BusinessWeek Spent $16M On Middling Social Networking Site


myspace generation

The management at BusinessWeek must have taken the magazine’s endless parade of breathless Web 2.0 cover stories to heart. The New York Times reports that the deeply indebted magazine spent $16 million building a social networking site that has made just $600,000 in revenue. How?

The site, Business Exchange, is a subdomain of Businessweek.com. I signed up for an account to see what it was all about; basically, it’s an easily searchable groupblog on business that lets you friend people. People post links to articles from outside sources and comment on them, and bx.businessweek.com takes a sliver of credit.

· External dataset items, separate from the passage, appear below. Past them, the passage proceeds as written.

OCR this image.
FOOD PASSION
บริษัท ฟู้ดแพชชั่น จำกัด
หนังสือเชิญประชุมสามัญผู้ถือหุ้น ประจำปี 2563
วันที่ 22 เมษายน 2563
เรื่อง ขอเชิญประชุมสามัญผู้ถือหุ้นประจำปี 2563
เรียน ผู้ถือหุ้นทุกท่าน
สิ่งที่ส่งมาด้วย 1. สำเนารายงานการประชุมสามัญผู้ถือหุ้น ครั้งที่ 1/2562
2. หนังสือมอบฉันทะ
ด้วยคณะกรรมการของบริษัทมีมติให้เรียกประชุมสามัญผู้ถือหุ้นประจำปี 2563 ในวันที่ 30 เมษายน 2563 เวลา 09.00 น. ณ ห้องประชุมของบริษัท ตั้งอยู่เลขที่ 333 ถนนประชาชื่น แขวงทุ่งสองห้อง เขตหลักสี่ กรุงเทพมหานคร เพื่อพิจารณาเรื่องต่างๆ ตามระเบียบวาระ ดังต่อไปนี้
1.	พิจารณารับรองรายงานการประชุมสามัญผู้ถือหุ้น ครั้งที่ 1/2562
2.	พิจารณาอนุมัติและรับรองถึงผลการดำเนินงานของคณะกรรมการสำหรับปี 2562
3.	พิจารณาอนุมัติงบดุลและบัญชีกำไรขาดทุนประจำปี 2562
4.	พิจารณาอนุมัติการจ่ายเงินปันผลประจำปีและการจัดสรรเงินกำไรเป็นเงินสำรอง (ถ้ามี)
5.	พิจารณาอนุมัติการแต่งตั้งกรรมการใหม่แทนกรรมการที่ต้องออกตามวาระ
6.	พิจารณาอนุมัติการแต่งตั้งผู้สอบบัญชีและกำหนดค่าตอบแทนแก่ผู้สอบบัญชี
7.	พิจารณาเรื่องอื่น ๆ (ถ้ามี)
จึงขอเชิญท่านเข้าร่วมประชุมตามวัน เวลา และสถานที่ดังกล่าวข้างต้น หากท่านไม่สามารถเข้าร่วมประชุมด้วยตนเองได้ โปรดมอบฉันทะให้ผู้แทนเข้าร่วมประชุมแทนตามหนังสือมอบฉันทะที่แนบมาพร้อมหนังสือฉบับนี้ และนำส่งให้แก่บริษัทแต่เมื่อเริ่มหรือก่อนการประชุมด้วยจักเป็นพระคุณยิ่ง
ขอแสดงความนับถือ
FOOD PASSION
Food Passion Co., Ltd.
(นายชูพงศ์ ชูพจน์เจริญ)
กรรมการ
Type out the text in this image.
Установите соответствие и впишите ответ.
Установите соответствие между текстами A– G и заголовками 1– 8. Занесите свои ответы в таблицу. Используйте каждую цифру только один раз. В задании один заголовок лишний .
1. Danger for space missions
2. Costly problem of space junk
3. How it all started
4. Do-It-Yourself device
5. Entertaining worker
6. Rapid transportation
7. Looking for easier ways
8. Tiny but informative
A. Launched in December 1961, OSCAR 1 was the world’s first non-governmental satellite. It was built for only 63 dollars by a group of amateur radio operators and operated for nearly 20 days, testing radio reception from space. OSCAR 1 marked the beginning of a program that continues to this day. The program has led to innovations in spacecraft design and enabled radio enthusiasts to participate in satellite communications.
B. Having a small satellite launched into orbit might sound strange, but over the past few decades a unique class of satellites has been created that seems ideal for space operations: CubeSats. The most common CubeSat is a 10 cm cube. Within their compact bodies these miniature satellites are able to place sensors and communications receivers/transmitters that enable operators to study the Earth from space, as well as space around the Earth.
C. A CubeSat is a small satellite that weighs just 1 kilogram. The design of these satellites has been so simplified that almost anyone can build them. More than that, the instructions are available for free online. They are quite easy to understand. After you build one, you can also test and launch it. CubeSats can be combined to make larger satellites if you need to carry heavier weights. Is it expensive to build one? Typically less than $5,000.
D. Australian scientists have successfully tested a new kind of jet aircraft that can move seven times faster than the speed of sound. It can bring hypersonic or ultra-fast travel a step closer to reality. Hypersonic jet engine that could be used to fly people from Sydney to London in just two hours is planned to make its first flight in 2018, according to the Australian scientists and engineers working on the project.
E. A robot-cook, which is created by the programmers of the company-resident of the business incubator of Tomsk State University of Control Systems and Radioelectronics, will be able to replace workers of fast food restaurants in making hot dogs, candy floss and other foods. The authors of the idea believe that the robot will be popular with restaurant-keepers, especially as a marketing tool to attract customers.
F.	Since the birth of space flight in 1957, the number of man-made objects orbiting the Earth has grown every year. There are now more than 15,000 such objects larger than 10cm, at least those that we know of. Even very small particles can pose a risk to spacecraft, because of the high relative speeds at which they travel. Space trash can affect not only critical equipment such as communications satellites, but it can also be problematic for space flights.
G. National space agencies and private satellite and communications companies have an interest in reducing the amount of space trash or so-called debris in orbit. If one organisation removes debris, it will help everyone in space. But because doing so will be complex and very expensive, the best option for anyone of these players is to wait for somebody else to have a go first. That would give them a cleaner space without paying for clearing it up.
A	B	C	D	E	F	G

It’s all fine, but $16 million is a wildly uncompetitive price for a site that seems to exist as a forum-based add-on for the much more successful LinkedIn, whose users it entices with one-click registration. Adam Tinworth has a theory as to where it came from:

They’re a big brand, from a big company. They clearly need a big, expensive infrastructure, or so the thinking goes. Unfortunately, that rather ignores the fact that the products they’re trying to compete with run lean and fast.

It’s easy to mock BusinessWeek for its folly, but it at least had the foresight to see that online ad revenue from editorial content is just one way for a publication to make money online, and arguably less important than other avenues. But if the execution is poor, a good idea is just as harmful as a bad one.